Une journée de dingue qui redéfinit le Tour
« Une journée de dingue » - résume Le Berre après l’arrivée. « On a roulé à fond toute la journée ». L’attaque matinale de Mathieu van der Poel était « improbable » - confie-t-il. Lui a décidé de suivre les coups. De ne rien laisser passer. De tout donner.
Au-delà de l’anecdote, ce record pose une question stratégique. Les étapes de transition, jugées faciles, deviennent des couloirs de vitesse extrême où l’échappée ne survit que si le peloton décide de la laisser partir. L’enjeu pour les sprinteurs et leurs équipes: maintenir le contrôle sans exploser avant le sprint final. L’enjeu pour les baroudeurs: choisir le bon moment pour partir, quitte à ne pas gagner mais à marquer les esprits.
Le record de vitesse moyenne n’affecte pas le classement général. Mais il redéfinit la lecture tactique de ces étapes plates. Désormais, on sait qu’un peloton lancé à pleine puissance peut rouler à plus de 50 km/h pendant trois heures. Une donnée nouvelle pour les directeurs sportifs.
Ce que personne ne dit: TotalEnergies mise tout sur les échappées
Derrière cette journée d’exploit, une stratégie assumée. TotalEnergies n’a pas de sprinteur pur capable de rivaliser avec les grosses équipes. Pas de grimpeur pour le général. Jordan Jegat - 10e du classement général en 2025 - n’est pas au départ de cette édition 2026. L’équipe française mise donc tout sur les baroudeurs, les attaquants, les coureurs capables d’animer les étapes plates ou vallonnées.
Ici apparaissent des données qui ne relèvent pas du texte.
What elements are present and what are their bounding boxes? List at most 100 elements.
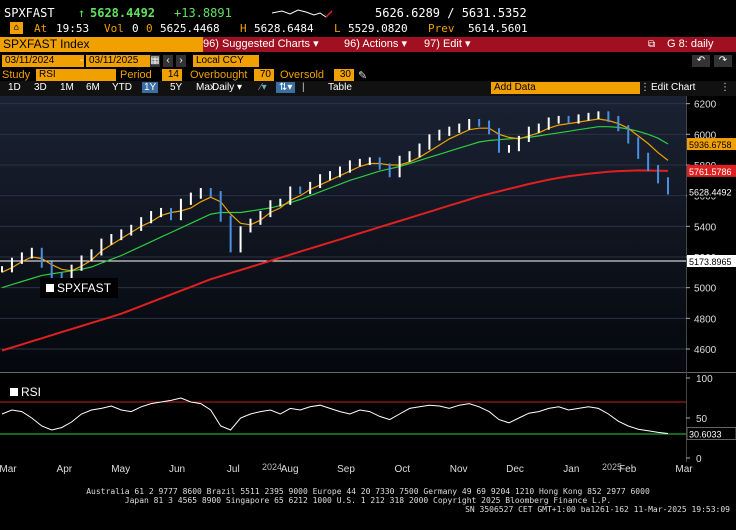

Le Berre et Turgis incarnent ce pari. Le premier dans l’échappée, le second dans le sprint final: deux coureurs TotalEnergies visibles sur la même journée, sans jamais viser la victoire d’étape. Une visibilité maximale pour un partenaire officiel du Tour sur les saisons 2026 à 2028.
« Aucun regret » - martèle Le Berre. L’échappée a été reprise. Peu importe. Ils ont marqué l’histoire. Pas en gagnant, mais en la faisant accélérer.
Le Tour de France 2026 - 113e édition de la course, roule du 4 au 26 juillet. Il a démarré à Barcelone. Il passera encore par bien des routes. Aucune ne sera aussi rapide que celle-là.